Congenital diaphragmatic hernias (CDH) diagnosed beyond one month of life are rare and designated late-onset. Late-onset CDH can present with a variety of clinical manifestations including respiratory and gastrointestinal symptoms, which may be acute onset or long-standing chronic issues.

Case presentation

A 32-month-old boy with a five-month history of obstructive bowel symptoms was brought to the emergency department due to acute respiratory distress and abdominal pain. He was born at 41w1d with no prenatal suspicion of congenital anomalies. At the age of 27 months, the previously healthy patient with normal stooling patterns presented with a picture of bowel obstruction and was subsequently admitted three times over the next five months, with a maximum stay of eight days, due to ongoing obstructive symptoms. Multiple abdominal and chest radiographs during this period did not reveal an obvious structural etiology. Upon his respiratory distress presentation, repeat radiography revealed bowel loops in the left hemithorax with rightward mediastinal shift. Laparoscopy and thoracoscopy demonstrated a posterior left diaphragmatic hernia with omentum adherent to lung. Laparotomy was performed for reduction and suture repair of the diaphragm.

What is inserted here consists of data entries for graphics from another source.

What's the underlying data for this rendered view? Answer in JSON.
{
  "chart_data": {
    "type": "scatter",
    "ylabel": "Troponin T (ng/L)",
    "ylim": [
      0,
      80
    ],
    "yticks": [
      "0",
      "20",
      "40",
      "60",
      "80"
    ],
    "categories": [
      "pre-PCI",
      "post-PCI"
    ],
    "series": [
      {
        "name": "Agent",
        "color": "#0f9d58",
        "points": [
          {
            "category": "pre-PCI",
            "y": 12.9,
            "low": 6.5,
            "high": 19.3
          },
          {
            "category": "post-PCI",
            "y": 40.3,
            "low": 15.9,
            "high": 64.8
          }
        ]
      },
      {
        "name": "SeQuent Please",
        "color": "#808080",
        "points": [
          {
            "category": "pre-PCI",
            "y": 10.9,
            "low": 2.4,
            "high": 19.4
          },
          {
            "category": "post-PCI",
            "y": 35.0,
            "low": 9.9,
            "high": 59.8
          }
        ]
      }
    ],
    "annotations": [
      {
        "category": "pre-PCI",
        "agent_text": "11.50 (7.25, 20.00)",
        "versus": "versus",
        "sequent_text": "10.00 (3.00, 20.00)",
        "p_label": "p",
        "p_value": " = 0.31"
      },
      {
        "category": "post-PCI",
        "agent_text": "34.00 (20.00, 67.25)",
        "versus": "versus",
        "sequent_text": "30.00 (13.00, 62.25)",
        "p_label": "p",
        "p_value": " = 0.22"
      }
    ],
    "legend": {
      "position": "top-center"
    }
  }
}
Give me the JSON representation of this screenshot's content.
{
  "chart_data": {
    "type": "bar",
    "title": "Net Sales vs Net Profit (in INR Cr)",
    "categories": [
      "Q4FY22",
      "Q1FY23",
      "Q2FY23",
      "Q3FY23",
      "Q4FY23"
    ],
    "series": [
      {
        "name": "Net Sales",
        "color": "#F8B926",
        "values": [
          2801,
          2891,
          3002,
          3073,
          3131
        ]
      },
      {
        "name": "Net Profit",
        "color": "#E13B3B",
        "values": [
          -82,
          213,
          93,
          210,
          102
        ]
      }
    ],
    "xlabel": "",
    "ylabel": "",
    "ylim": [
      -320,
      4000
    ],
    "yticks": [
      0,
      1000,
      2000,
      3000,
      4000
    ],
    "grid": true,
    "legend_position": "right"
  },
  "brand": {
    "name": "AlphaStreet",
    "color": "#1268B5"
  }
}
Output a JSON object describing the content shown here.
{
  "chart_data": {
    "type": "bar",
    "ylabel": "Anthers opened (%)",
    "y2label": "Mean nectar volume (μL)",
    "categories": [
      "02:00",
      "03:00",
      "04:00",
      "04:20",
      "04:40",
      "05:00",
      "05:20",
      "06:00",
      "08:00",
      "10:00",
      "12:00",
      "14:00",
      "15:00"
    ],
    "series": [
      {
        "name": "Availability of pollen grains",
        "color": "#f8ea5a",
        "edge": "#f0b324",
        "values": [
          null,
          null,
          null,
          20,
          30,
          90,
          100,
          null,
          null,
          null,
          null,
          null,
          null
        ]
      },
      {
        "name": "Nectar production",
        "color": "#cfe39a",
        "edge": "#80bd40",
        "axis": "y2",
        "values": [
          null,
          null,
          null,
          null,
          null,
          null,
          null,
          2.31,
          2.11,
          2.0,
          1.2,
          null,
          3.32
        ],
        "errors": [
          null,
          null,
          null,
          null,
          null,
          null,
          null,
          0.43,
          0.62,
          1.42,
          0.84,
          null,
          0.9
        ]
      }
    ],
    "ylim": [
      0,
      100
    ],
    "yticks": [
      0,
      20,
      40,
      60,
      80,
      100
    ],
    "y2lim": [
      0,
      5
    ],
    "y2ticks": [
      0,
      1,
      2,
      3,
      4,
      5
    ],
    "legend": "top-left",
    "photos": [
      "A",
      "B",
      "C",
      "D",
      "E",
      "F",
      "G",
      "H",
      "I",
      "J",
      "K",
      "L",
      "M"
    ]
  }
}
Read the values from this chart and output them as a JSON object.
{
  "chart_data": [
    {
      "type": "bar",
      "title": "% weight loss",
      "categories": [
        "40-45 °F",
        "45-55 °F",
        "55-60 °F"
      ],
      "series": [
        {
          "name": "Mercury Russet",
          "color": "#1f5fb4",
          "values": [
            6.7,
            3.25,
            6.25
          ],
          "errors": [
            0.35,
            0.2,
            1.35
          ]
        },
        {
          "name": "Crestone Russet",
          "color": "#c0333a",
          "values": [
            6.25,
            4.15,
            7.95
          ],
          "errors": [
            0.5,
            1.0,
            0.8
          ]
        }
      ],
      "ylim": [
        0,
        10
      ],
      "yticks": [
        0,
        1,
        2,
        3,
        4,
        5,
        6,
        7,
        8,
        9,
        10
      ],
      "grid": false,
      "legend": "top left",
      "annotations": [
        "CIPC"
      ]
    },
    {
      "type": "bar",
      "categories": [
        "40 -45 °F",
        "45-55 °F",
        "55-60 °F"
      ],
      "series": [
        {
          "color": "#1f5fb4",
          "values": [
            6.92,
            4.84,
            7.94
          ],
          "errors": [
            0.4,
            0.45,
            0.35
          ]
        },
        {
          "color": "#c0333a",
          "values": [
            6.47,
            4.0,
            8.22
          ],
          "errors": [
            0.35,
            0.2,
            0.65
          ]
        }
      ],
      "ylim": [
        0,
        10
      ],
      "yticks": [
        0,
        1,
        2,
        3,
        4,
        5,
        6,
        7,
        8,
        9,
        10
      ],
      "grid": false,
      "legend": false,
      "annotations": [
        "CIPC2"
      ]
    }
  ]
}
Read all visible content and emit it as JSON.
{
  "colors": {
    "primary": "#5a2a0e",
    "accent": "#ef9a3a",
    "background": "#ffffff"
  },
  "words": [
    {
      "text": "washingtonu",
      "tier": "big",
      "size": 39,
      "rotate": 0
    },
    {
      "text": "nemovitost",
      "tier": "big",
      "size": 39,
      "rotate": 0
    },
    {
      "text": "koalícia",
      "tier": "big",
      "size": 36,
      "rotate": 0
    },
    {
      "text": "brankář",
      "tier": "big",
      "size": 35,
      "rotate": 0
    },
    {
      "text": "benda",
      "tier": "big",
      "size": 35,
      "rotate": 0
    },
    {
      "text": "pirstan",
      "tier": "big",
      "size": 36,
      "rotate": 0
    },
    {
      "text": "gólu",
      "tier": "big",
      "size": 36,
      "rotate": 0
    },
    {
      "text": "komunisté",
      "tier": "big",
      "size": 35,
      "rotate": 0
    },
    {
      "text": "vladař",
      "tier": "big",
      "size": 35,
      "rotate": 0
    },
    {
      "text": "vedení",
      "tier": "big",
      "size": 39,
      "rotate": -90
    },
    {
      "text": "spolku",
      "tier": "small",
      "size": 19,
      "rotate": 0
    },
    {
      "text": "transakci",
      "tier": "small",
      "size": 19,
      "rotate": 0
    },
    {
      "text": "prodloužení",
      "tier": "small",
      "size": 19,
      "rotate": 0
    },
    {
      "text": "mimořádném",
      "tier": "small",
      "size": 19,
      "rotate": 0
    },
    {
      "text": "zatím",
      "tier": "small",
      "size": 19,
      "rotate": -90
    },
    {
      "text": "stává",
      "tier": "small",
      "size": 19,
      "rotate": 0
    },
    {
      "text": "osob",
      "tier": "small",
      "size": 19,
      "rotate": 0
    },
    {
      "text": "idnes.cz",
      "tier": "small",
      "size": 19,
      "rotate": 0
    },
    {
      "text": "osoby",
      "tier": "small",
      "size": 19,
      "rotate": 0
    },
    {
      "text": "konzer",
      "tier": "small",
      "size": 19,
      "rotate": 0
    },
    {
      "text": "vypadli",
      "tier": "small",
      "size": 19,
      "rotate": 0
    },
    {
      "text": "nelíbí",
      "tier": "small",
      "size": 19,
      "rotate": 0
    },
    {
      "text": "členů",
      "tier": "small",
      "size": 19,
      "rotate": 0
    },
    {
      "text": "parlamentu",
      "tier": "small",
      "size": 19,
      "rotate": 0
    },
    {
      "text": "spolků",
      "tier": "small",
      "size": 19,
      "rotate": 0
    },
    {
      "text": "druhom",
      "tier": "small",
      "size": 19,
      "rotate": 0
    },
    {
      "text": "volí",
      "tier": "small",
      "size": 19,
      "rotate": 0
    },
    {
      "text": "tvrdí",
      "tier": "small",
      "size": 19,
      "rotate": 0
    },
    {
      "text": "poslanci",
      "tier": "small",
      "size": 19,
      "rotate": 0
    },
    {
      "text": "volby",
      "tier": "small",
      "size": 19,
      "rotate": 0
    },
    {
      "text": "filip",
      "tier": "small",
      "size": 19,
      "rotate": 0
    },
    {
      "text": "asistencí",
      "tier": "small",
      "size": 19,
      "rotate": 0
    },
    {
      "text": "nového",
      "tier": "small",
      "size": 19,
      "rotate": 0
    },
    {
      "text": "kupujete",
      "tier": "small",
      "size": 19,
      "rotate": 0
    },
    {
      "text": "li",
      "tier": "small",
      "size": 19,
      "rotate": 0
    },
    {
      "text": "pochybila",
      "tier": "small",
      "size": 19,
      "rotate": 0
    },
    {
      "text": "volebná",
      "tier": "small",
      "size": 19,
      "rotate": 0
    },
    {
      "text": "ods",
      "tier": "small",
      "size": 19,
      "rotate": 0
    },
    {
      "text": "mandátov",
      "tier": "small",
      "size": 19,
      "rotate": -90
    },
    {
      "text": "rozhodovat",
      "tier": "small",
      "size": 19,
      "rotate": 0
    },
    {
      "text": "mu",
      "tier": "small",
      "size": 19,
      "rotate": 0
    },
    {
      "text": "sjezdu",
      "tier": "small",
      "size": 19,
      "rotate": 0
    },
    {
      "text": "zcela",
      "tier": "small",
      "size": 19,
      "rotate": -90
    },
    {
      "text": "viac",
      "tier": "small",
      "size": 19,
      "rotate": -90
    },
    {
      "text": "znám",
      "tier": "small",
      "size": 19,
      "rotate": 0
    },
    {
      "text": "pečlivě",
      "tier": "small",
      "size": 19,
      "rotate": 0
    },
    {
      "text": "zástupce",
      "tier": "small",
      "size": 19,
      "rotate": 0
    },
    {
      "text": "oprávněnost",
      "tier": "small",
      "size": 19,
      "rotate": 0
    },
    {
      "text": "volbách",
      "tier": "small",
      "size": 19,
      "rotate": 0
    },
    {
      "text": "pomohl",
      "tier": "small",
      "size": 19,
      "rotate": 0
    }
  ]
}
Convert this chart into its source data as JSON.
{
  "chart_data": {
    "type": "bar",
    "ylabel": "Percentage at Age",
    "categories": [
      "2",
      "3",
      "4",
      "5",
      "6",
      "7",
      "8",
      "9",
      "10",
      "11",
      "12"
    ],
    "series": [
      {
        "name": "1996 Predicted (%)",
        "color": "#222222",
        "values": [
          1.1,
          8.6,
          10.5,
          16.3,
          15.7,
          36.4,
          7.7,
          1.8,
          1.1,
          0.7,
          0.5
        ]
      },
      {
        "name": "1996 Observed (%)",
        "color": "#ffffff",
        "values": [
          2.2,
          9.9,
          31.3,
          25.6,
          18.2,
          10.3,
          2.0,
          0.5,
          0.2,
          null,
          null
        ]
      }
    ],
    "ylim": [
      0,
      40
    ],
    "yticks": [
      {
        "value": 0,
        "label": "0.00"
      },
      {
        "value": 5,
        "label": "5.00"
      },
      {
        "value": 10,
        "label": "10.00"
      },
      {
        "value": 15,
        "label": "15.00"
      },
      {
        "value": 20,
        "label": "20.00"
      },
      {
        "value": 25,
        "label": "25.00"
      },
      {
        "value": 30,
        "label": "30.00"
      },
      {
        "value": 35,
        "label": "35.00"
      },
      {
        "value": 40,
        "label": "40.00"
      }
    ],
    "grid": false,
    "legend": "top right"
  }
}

Omentum fixed to the splenic flexure of the colon resulted in a fibrotic band of scar tissue and bowel caliber change. These bands were lysed. The post-operative course was uneventful, and the patient has maintained normal bowel movements without abdominal pain for three months.

Conclusion

Late-onset congenital diaphragmatic hernia must be included in the differential diagnosis of children who present with new-onset acute intestinal obstruction.